Münster braucht mehr bezahlbaren Wohnraum. Der könnte zum Beispiel auf Baulücken entstehen. Bloß: Wie viele solcher unbebauten Grundstücke es in der Stadt gibt und wo sie liegen, weiß bisher niemand so genau. Warum eigentlich nicht? Und warum stehen überhaupt Grundstücke leer, obwohl die Nachfrage doch so groß ist?

von Johanne Burkhardt • Redaktion: Constanze Busch • Fotos: Nikolaus Urban

Die Grevener Straße in Münster-Neutor.
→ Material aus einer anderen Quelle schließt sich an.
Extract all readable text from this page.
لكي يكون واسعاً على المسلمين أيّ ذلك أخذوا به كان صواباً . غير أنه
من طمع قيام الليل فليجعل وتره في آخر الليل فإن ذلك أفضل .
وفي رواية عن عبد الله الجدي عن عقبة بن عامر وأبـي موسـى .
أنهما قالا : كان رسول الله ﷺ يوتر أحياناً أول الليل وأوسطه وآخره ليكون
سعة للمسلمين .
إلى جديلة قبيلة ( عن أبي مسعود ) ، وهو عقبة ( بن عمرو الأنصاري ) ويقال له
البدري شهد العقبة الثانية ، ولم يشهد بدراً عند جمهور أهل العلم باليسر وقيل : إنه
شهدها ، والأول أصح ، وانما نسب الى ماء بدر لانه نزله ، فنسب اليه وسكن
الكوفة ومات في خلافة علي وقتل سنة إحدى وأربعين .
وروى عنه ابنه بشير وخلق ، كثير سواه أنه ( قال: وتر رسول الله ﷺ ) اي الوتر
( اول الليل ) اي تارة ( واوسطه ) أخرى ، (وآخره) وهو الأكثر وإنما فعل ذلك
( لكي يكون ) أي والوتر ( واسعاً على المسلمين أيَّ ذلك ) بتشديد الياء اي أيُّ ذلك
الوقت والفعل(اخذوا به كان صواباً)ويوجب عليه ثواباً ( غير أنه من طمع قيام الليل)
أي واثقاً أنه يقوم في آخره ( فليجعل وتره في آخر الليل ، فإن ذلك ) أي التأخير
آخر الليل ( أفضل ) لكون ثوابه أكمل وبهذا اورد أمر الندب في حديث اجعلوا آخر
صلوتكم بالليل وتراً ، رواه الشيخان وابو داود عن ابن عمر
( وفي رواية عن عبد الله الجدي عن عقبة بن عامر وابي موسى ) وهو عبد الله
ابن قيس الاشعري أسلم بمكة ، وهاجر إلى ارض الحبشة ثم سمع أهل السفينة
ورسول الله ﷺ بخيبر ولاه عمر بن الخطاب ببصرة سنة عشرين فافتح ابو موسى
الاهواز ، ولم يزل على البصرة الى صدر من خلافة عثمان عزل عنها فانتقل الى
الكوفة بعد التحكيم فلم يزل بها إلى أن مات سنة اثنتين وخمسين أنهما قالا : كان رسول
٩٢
Rechts und Links reihen sich vier- bis fünfstöckige Wohnhäuser. Nur zwischen den Hausnummern 37 und 53 klafft eine Lücke. Ein leeres Grundstück, etwa 15 mal 25 Meter Augenmaß. Durch den Bauzaun erkennt man das Gras und Unkraut, das sich durch den bröckelnden Asphalt drängt.

„Da soll jetzt auch bald so ein Haus hingebaut werden“, erzählt eine Anwohnerin und deutet auf die umliegenden Häuser. Seit sie 2012 hergezogen ist, wohnt sie neben der Lücke. Stünde hier ein Haus, das so groß wäre wie die Nachbargebäude, könnten mindestens acht neue Wohnungen vermietet oder verkauft werden.

Baulücke Grevener Straße
Eine Baulücke an der Grevener Straße. Hier soll demnächst ein neues Haus gebaut werden. Foto: Nikolaus Urban

Das ist kein Einzelfall. In Münster gibt es etliche solcher „Baulücken“. So nennen Expert:innen leere oder minimal bebaute Grundstücke, für die der städtische Bebauungsplan eigentlich Wohngebäude vorsieht. Diese Grundstücke sind schon voll erschlossen. Sie haben also einen Strom- und Wasseranschluss und eine Anbindung an die Straße. Dort Wohnungen zu bauen, wäre im Vergleich zu völlig neuen Baugebieten kein großer Aufwand.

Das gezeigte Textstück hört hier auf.